Louise Wallace: Midnight Feast

7 Apr-26 Nov 2023

The MAC Belfast
Belfast, Northern Ireland BT1 2NJ

Overview

Louise Wallace produces work that is deliberately provocative, utilising a palette of lush colour to create images that draw on abstraction and Surrealism to transform the suburban into scenes that hover between the familiar and the uncanny.

Midnight Feast is a new body of work which looks at desire, excess and the feminine. Wallace explores a landscape made of body parts, fruit and animated shrubs, populated by monstrous bird feeders, bizarre garden ornaments and spectral visions. The paintings are a series of nocturnes, loosely based on the gardens of Lenadoon and Glengoland housing estates in West Belfast.

Wallace has distorted these night scenes in a playful, provocative manner to subvert traditional Irish landscape painting and the problematic conflation of the feminine and the land. Midnight Feast depicts a contemporary Northern Imaginary – a reading of place and identity that encompasses laughter, fluidity and non-sense. The exhibition’s title suggests excessive or forbidden behaviour – in the world of adults, a midnight feast could be Bacchanalian.

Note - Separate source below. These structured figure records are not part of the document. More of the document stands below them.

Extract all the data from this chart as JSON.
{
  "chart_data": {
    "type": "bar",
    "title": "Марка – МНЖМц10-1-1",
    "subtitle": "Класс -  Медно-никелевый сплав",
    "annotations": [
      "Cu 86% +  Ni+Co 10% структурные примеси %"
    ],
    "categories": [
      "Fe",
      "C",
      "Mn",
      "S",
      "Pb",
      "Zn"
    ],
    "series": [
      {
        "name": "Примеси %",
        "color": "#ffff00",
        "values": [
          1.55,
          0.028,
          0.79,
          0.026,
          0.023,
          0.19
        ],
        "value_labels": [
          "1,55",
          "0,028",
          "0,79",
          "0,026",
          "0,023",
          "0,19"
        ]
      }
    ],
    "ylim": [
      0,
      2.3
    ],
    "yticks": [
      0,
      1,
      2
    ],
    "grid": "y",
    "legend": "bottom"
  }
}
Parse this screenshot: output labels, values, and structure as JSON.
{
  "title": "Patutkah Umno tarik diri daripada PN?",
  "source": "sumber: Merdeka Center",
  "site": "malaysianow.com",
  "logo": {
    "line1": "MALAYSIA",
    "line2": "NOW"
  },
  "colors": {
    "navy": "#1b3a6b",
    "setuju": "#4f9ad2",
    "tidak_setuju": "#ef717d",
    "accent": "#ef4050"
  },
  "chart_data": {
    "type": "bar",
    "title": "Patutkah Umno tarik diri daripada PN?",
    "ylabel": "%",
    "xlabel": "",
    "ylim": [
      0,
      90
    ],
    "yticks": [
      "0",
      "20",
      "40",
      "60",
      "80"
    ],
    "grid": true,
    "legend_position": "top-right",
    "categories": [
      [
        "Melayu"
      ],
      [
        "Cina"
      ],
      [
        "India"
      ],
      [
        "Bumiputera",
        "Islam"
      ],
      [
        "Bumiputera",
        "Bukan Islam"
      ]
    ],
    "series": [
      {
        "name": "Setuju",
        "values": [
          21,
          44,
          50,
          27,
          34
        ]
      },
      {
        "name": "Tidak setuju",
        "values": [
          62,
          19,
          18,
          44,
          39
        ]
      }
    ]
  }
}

The exhibition positions painting as a field of enquiry rather than a medium-specific condition. A febrile sense of colour is instrumental to holding relationships across media and into the gallery space. Wallace’s painting practice is reimagined across drawing, collage and three-dimensional objects.

The wall piece, Fabulous Birds is an exploration of colour and form using found and fabricated objects, the whole operating as a three-dimensional collage. The bird-like forms also relate to the gardens and bird feeders in the paintings. The works on paper plot a trippy landscape, full of reclining odalisques and dancing trees.

Wallace’s practice is improvisational; one move generates the next whether the medium is painting, drawing or assemblages. The exhibition installation is an extension of Wallace’s studio where she displays a range of objects and manipulates them to extend the compositional space of painting.

 
About the Artist

Louise Wallace (b. 1970, Belfast) is a painter, writer and educator. She was shortlisted for the BEEP Painting Prize (2022) and longlisted for the John Moore’s Painting Prize (2020). She is the recipient of several bursaries and Arts Council awards, most recently receiving SIAP funding (2022). She has exhibited her paintings nationally and internationally including the SoHo20 gallery (New York), Siemens Art Space (Beijing), RUA Red (Dublin) and the Fenderesky gallery (Belfast). Her work is in several private and public collections including the Arts Council of Northern Ireland, the Ulster University and the Boyle Civic Collection, Sligo. Wallace co-curated and exhibited in ‘Penumbra’, a survey of contemporary Irish female painting at the F.E. McWilliam Gallery (2020). Her essay ‘Who Killed Marthe Bonnard? Madness, Morbidity and Pierre Bonnard’s “The Bath”’ was published in the Journal of Contemporary Painting (2018) and she was an invited speaker on the work of painter Mary Swanzy at IMMA, Dublin (2018). She is co-curator of the retrospective ‘Catherine McWilliams 1961 – 2021’ at the F.E. McWilliam gallery (2023) and the author of ‘Hope is Something Rooted – the work of Catherine McWilliams’ in the Irish Arts Review, Spring 2023. Paintings from her latest Midnight Feast series are included in the British Council journal ‘Difficult Conversations’ (2023). Wallace completed her PhD in 2005 at Belfast School of Art where she currently works as a lecturer in painting.